The night before, Sun Cha Warhola had asked her husband to say goodnight to the kids, a request she did not normally make because he did so on his own, Ken Warhola recalled. His brother, while helping clean the house after police left, found a gravy separator in a kitchen drawer, with tablets of Sudafed inside, he said. It’s the same drug he believes Sun Cha Warhola had James take before his death.
A tie used for drapes in a separate room was also found in the bedroom where the children were killed, Ken Warhola said, a duplicate of the strap he suspects she used as a weapon.
The children’s father found them that day after prosecutors say his wife of 13 years used a bed to barricade herself inside her son’s room in their Layton home. Investigators reported finding injuries to her arms and legs that they say indicated the children fought back, trying to make their mother stop.
Warhola said he fears a possible plea agreement would permit his ex-wife to admit to a single death and serve a lesser sentence, although prosecutors say no such offer has been made.
While a conviction of aggravated murder carries the potential of a death penalty, Ken Warhola said he does not believe the state will pursue capital punishment, which would further complicate the case.
The Davis County Attorney’s Office has not yet indicated whether it will do so.
“We plan on going to trial on this case, and that has been communicated directly to Mr.
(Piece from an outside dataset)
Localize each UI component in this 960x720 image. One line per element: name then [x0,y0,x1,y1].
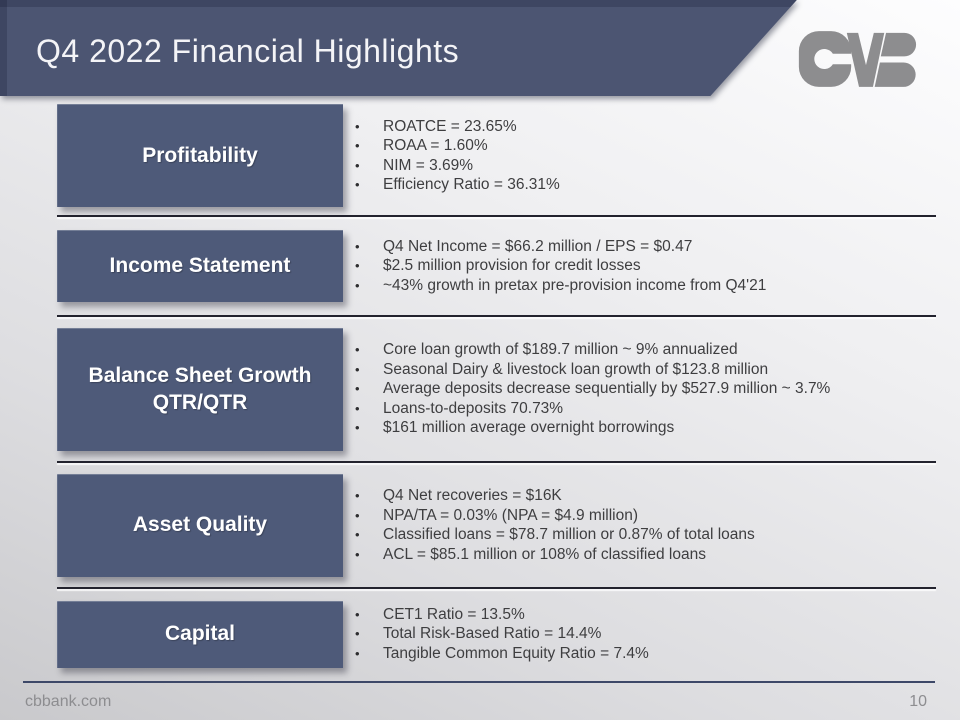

Warhola, including a discussion about the realities of potential verdicts,” said Davis County Attorney Troy Rawlings.
Sun Cha Warhola’s lawyer Ed Brass declined comment for this story. Her legal team has previously argued she has a severe mental illness.
Ken Warhola does not keep many pictures of the children in his home, although one frame contains smiling portraits of Jean Marie in a white dress with red flowers and James in a black knit sweater, taken about three years before their deaths. He occasionally watches YouTube videos he has compiled.
“I’ll just flat out admit it, I’m not that strong. It’s hard to look at these old photos,” Ken Warhola said. “They just stir up memories that are mixed, obviously. You’re happy, but it hurts at the same time. Who wants to go out of their way to hurt themselves?”
He fought tears as he remembered Jean Marie as a first grader, gazing at him in anticipation as he read a report card that pronounced her “an angel.” And he laughed at the memory of James shaking down a friend he suspected of stealing a single Lego.
I'll just flat out admit it, I'm not that strong. It's hard to look at these old photos.
If still alive, James would be preparing to go to college in the fall. Jean Marie would be a junior in high school.
On Wednesday, he rearranged bouquets of artificial blue and white flowers at the foot of the headstone, and will return to the memorial on Feb. 7, Jean Marie’s 17th birthday, with votive candles and his family.
Ken Warhola, now 55, has remarried and has an infant daughter. But he said he does not feel he has moved forward from grief.
“You just keep living,” he said. “You just keep living despite what’s happened.”
Sun Cha Warhola returns to court for a pretrial conference on Monday.